2Can you drink distilled water every day?

Yes, if you're a healthy adult with a balanced diet. The minerals missing from distilled water are easily obtained from food. The WHO hasn't found enough evidence to recommend against it. The main downsides are taste (most people find it flat) and cost (buying it is more expensive than filtering tap water).

3Is distilled water the same as purified water?

All distilled water is purified, but not all purified water is distilled. 'Purified' is an FDA label for water below 10 ppm TDS — it can be achieved through distillation, reverse osmosis, or deionization. Most bottled purified water (Dasani, Aquafina) is RO-treated municipal water with minerals added back for taste. Distilled water specifically refers to the boiling-and-condensation process.

4Why does distilled water taste weird?

Dissolved minerals give water its taste. Calcium, magnesium, and bicarbonates create the subtle flavor you're used to in tap or spring water. Distilled water has essentially zero minerals, so it tastes flat or empty. Some people describe it as slightly metallic. This isn't harmful — it's just the absence of what you're used to tasting.

5Should I use distilled water for my coffee maker?

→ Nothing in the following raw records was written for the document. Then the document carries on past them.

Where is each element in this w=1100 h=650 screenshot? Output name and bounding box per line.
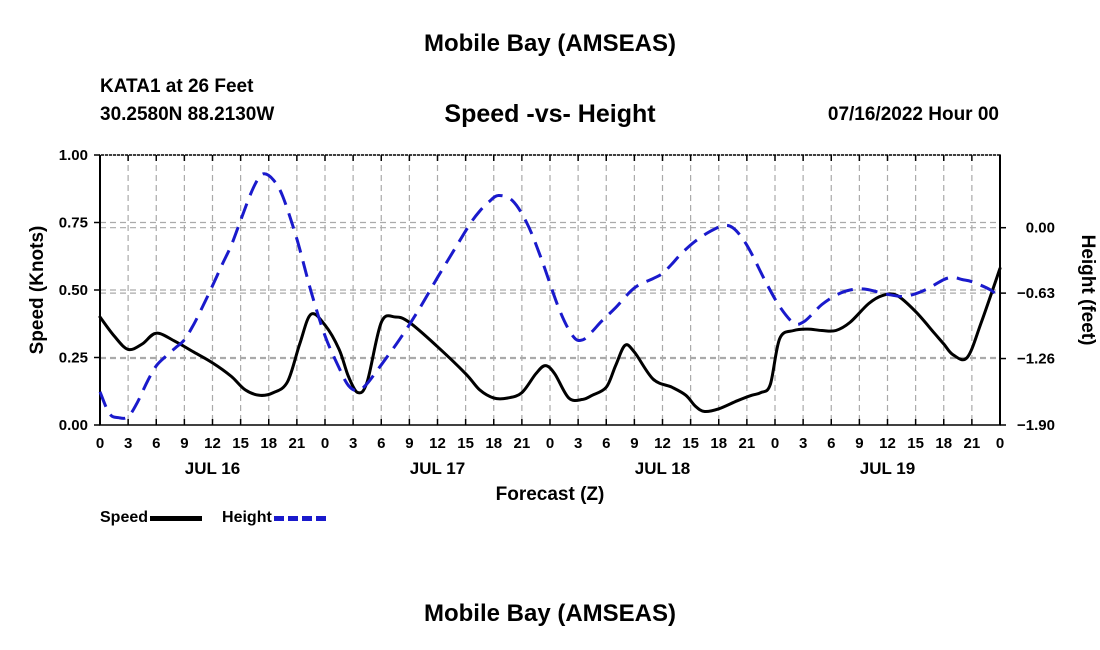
x-tick-label: 3 bbox=[799, 435, 807, 452]
x-tick-label: 18 bbox=[485, 435, 502, 452]
y-tick-label: 1.00 bbox=[59, 147, 88, 164]
x-tick-label: 12 bbox=[204, 435, 221, 452]
x-tick-label: 15 bbox=[457, 435, 474, 452]
y-tick-label: 0.25 bbox=[59, 350, 88, 367]
x-day-label: JUL 16 bbox=[185, 459, 240, 478]
y-axis-title: Speed (Knots) bbox=[27, 226, 48, 355]
footer-title: Mobile Bay (AMSEAS) bbox=[423, 600, 677, 627]
x-tick-label: 9 bbox=[405, 435, 413, 452]
legend: Speed Height bbox=[100, 509, 346, 527]
x-day-label: JUL 17 bbox=[410, 459, 465, 478]
legend-speed-label: Speed bbox=[100, 509, 149, 526]
x-tick-label: 21 bbox=[964, 435, 981, 452]
y2-tick-label: −1.90 bbox=[1017, 417, 1055, 434]
x-tick-label: 21 bbox=[514, 435, 531, 452]
x-tick-label: 12 bbox=[429, 435, 446, 452]
x-tick-label: 21 bbox=[739, 435, 756, 452]
station-label: KATA1 at 26 Feet bbox=[100, 76, 254, 97]
page-title: Mobile Bay (AMSEAS) bbox=[423, 30, 677, 57]
y-tick-label: 0.00 bbox=[59, 417, 88, 434]
x-day-label: JUL 18 bbox=[635, 459, 690, 478]
x-tick-label: 12 bbox=[654, 435, 671, 452]
y2-tick-label: 0.00 bbox=[1026, 220, 1055, 237]
x-tick-label: 9 bbox=[630, 435, 638, 452]
y2-axis-title: Height (feet) bbox=[1077, 235, 1098, 346]
x-tick-label: 3 bbox=[574, 435, 582, 452]
x-tick-label: 6 bbox=[152, 435, 160, 452]
x-tick-label: 21 bbox=[289, 435, 306, 452]
series-line-height bbox=[98, 172, 1002, 420]
chart-subtitle: Speed -vs- Height bbox=[444, 100, 656, 128]
x-tick-label: 18 bbox=[935, 435, 952, 452]
y2-tick-label: −0.63 bbox=[1017, 285, 1055, 302]
station-coordinates: 30.2580N 88.2130W bbox=[100, 104, 275, 125]
forecast-timestamp: 07/16/2022 Hour 00 bbox=[827, 104, 999, 125]
x-day-label: JUL 19 bbox=[860, 459, 915, 478]
legend-height-swatch bbox=[273, 515, 326, 521]
x-tick-label: 3 bbox=[124, 435, 132, 452]
x-tick-label: 9 bbox=[855, 435, 863, 452]
x-tick-label: 15 bbox=[682, 435, 699, 452]
x-tick-label: 15 bbox=[907, 435, 924, 452]
x-tick-label: 0 bbox=[546, 435, 554, 452]
x-axis-title: Forecast (Z) bbox=[496, 484, 605, 505]
x-tick-label: 0 bbox=[321, 435, 329, 452]
x-tick-label: 0 bbox=[771, 435, 779, 452]
y-tick-label: 0.75 bbox=[59, 215, 88, 232]
y2-tick-label: −1.26 bbox=[1017, 351, 1055, 368]
x-tick-label: 6 bbox=[602, 435, 610, 452]
x-tick-label: 9 bbox=[180, 435, 188, 452]
x-tick-label: 12 bbox=[879, 435, 896, 452]
series-line-speed bbox=[98, 266, 1002, 414]
x-tick-label: 6 bbox=[377, 435, 385, 452]
x-tick-label: 3 bbox=[349, 435, 357, 452]
legend-height-label: Height bbox=[222, 509, 272, 526]
x-tick-label: 15 bbox=[232, 435, 249, 452]
x-tick-label: 18 bbox=[710, 435, 727, 452]
x-tick-label: 18 bbox=[260, 435, 277, 452]
x-tick-label: 0 bbox=[996, 435, 1004, 452]
x-tick-label: 0 bbox=[96, 435, 104, 452]
legend-speed-swatch bbox=[150, 515, 203, 521]
x-tick-label: 6 bbox=[827, 435, 835, 452]
y-tick-label: 0.50 bbox=[59, 282, 88, 299]
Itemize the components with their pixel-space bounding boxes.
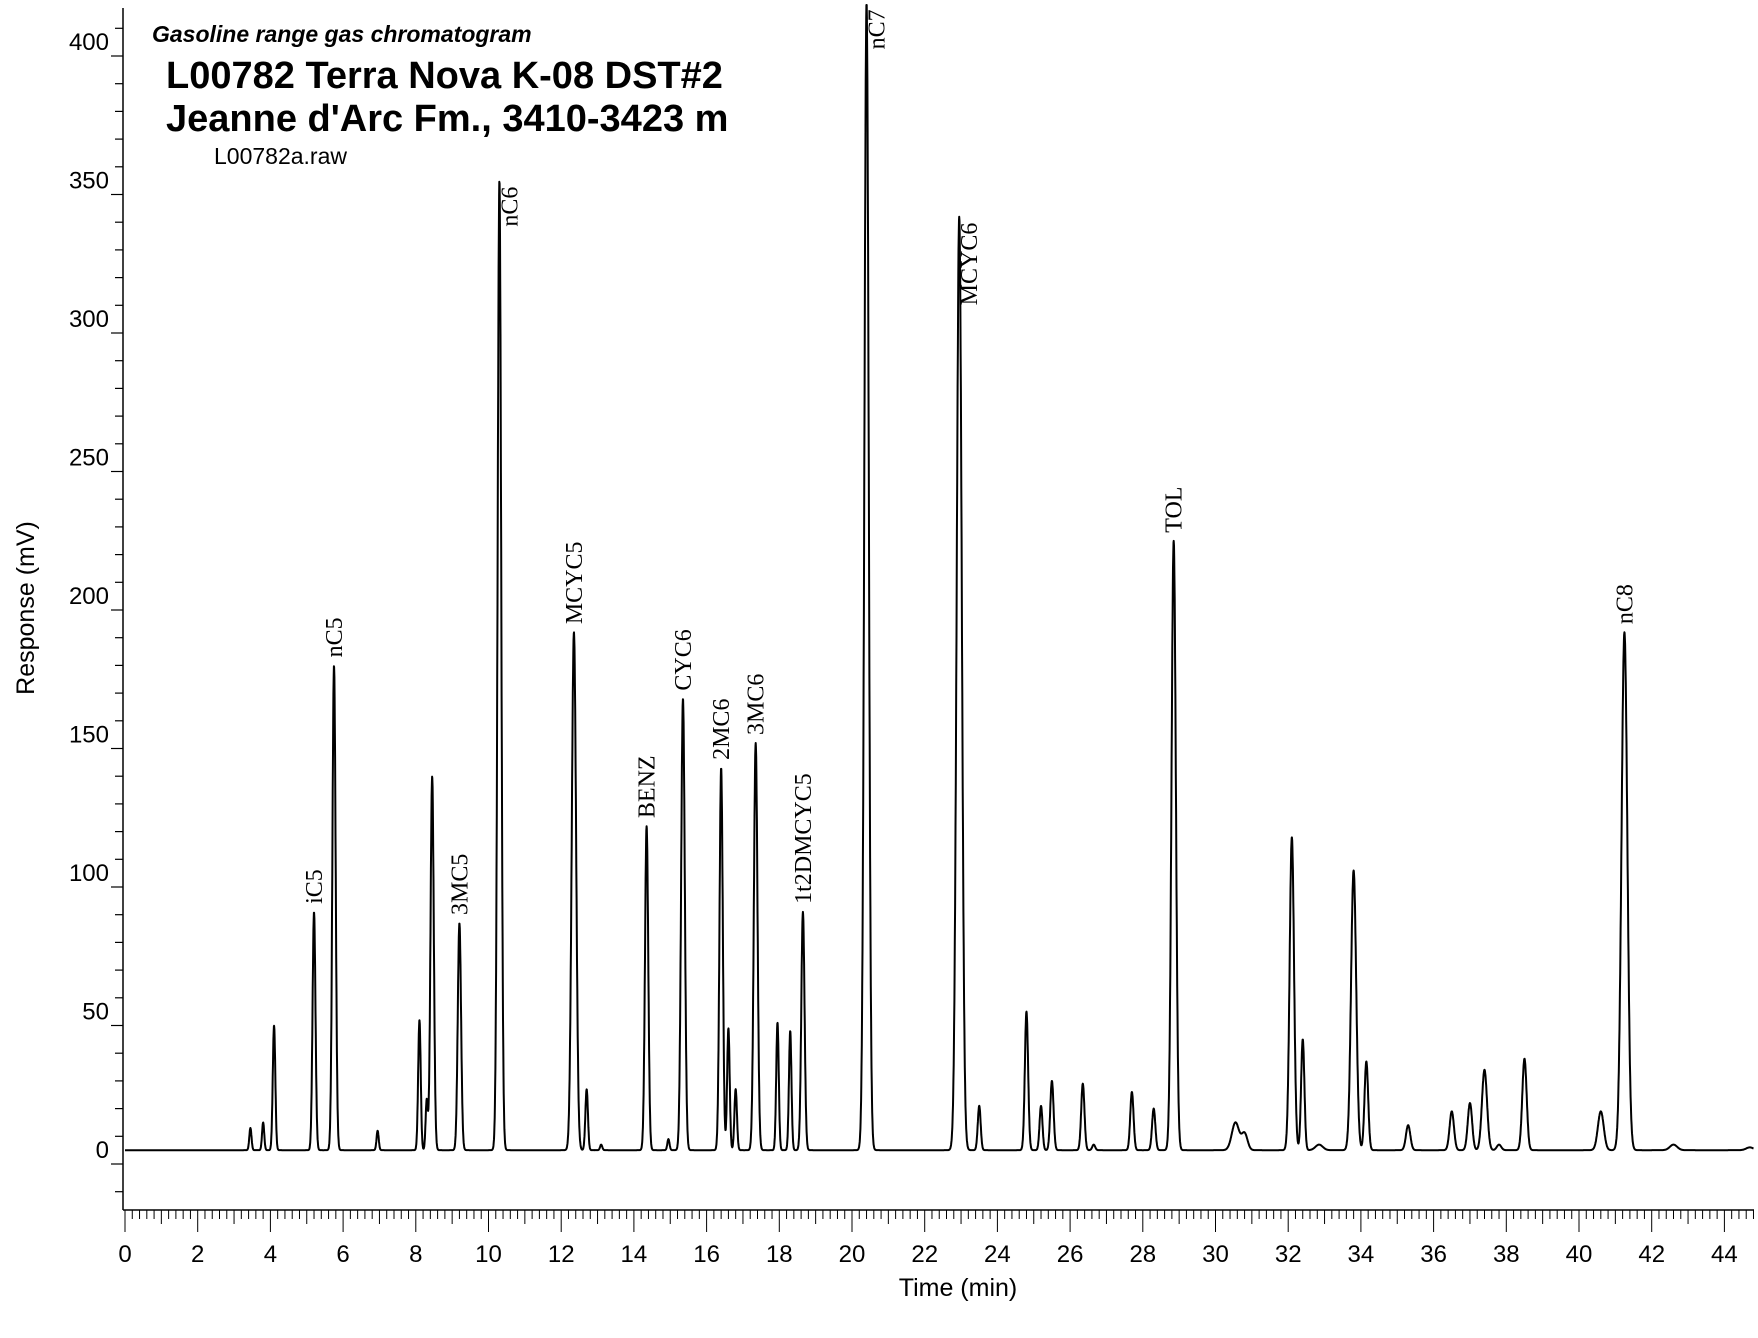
- peak-labels: iC5 nC5 3MC5 nC6 MCYC5 BENZ CYC6 2MC6 3MC6 1t2DMC…: [302, 9, 1638, 915]
- x-tick-label: 10: [475, 1241, 502, 1268]
- peak-label-3mc6: 3MC6: [744, 674, 770, 735]
- chart-subtitle-line-1: L00782 Terra Nova K-08 DST#2: [166, 55, 723, 97]
- y-tick-label: 100: [69, 860, 109, 887]
- peak-label-mcyc5: MCYC5: [562, 541, 588, 624]
- x-tick-label: 14: [621, 1241, 648, 1268]
- y-tick-label: 150: [69, 722, 109, 749]
- peak-label-benz: BENZ: [635, 755, 661, 818]
- peak-label-cyc6: CYC6: [671, 629, 697, 690]
- x-tick-label: 12: [548, 1241, 575, 1268]
- peak-label-tol: TOL: [1162, 487, 1188, 533]
- x-axis-title: Time (min): [899, 1274, 1018, 1302]
- x-tick-label: 26: [1057, 1241, 1084, 1268]
- peak-label-3mc5: 3MC5: [447, 854, 473, 915]
- x-tick-label: 0: [118, 1241, 131, 1268]
- x-tick-label: 28: [1129, 1241, 1156, 1268]
- x-tick-label: 16: [693, 1241, 720, 1268]
- peak-label-ic5: iC5: [302, 869, 328, 904]
- chart-title: Gasoline range gas chromatogram: [152, 21, 532, 47]
- peak-label-mcyc6: MCYC6: [957, 223, 983, 306]
- peak-label-1t2dmcyc5: 1t2DMCYC5: [791, 773, 817, 904]
- x-tick-label: 32: [1275, 1241, 1302, 1268]
- chart-subtitle-line-2: Jeanne d'Arc Fm., 3410-3423 m: [166, 98, 728, 140]
- x-tick-label: 44: [1711, 1241, 1738, 1268]
- x-tick-label: 38: [1493, 1241, 1520, 1268]
- y-tick-label: 250: [69, 445, 109, 472]
- peak-label-nc6: nC6: [497, 187, 523, 227]
- y-tick-label: 200: [69, 583, 109, 610]
- x-tick-label: 36: [1420, 1241, 1447, 1268]
- x-tick-label: 34: [1348, 1241, 1375, 1268]
- peak-label-nc8: nC8: [1612, 584, 1638, 624]
- peak-label-2mc6: 2MC6: [709, 699, 735, 760]
- x-tick-label: 30: [1202, 1241, 1229, 1268]
- y-tick-label: 350: [69, 168, 109, 195]
- x-tick-label: 40: [1566, 1241, 1593, 1268]
- file-label: L00782a.raw: [214, 143, 347, 169]
- x-tick-label: 42: [1638, 1241, 1665, 1268]
- x-tick-label: 24: [984, 1241, 1011, 1268]
- y-tick-label: 0: [96, 1137, 109, 1164]
- x-tick-label: 4: [264, 1241, 277, 1268]
- y-ticks: 0 50 100 150 200 250 300 350 400: [69, 27, 123, 1193]
- x-ticks: 0 2 4 6 8 10 12 14 16 18 20 22 24 26 28 30 32 34 36 38 40 42 4…: [118, 1210, 1754, 1268]
- y-axis-title: Response (mV): [12, 521, 40, 695]
- x-tick-label: 22: [911, 1241, 938, 1268]
- y-tick-label: 300: [69, 306, 109, 333]
- x-tick-label: 2: [191, 1241, 204, 1268]
- y-tick-label: 400: [69, 29, 109, 56]
- peak-label-nc7: nC7: [865, 9, 891, 49]
- x-tick-label: 20: [839, 1241, 866, 1268]
- x-tick-label: 18: [766, 1241, 793, 1268]
- peak-label-nc5: nC5: [322, 617, 348, 657]
- chromatogram-trace: [124, 4, 1755, 1152]
- x-tick-label: 8: [409, 1241, 422, 1268]
- x-tick-label: 6: [336, 1241, 349, 1268]
- y-tick-label: 50: [82, 999, 109, 1026]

Not recommended. Distilled water doesn't cause scale buildup, which sounds ideal, but some manufacturers warn against it. The lack of minerals can corrode certain boiler materials over time. More importantly, minerals in water contribute to coffee flavor — completely mineral-free water produces flat-tasting coffee. Filtered water (carbon filter or moderate-TDS RO) is the better choice for coffee makers.

6Is RO water the same as distilled water?

Similar but not identical. Both remove the vast majority of dissolved solids. RO pushes water through a semipermeable membrane. Distillation boils and condenses it. RO typically produces water at 10-50 ppm TDS. Distillation produces water at 0-5 ppm TDS. For drinking purposes, the practical difference is minimal. RO is more energy-efficient and more practical for home use.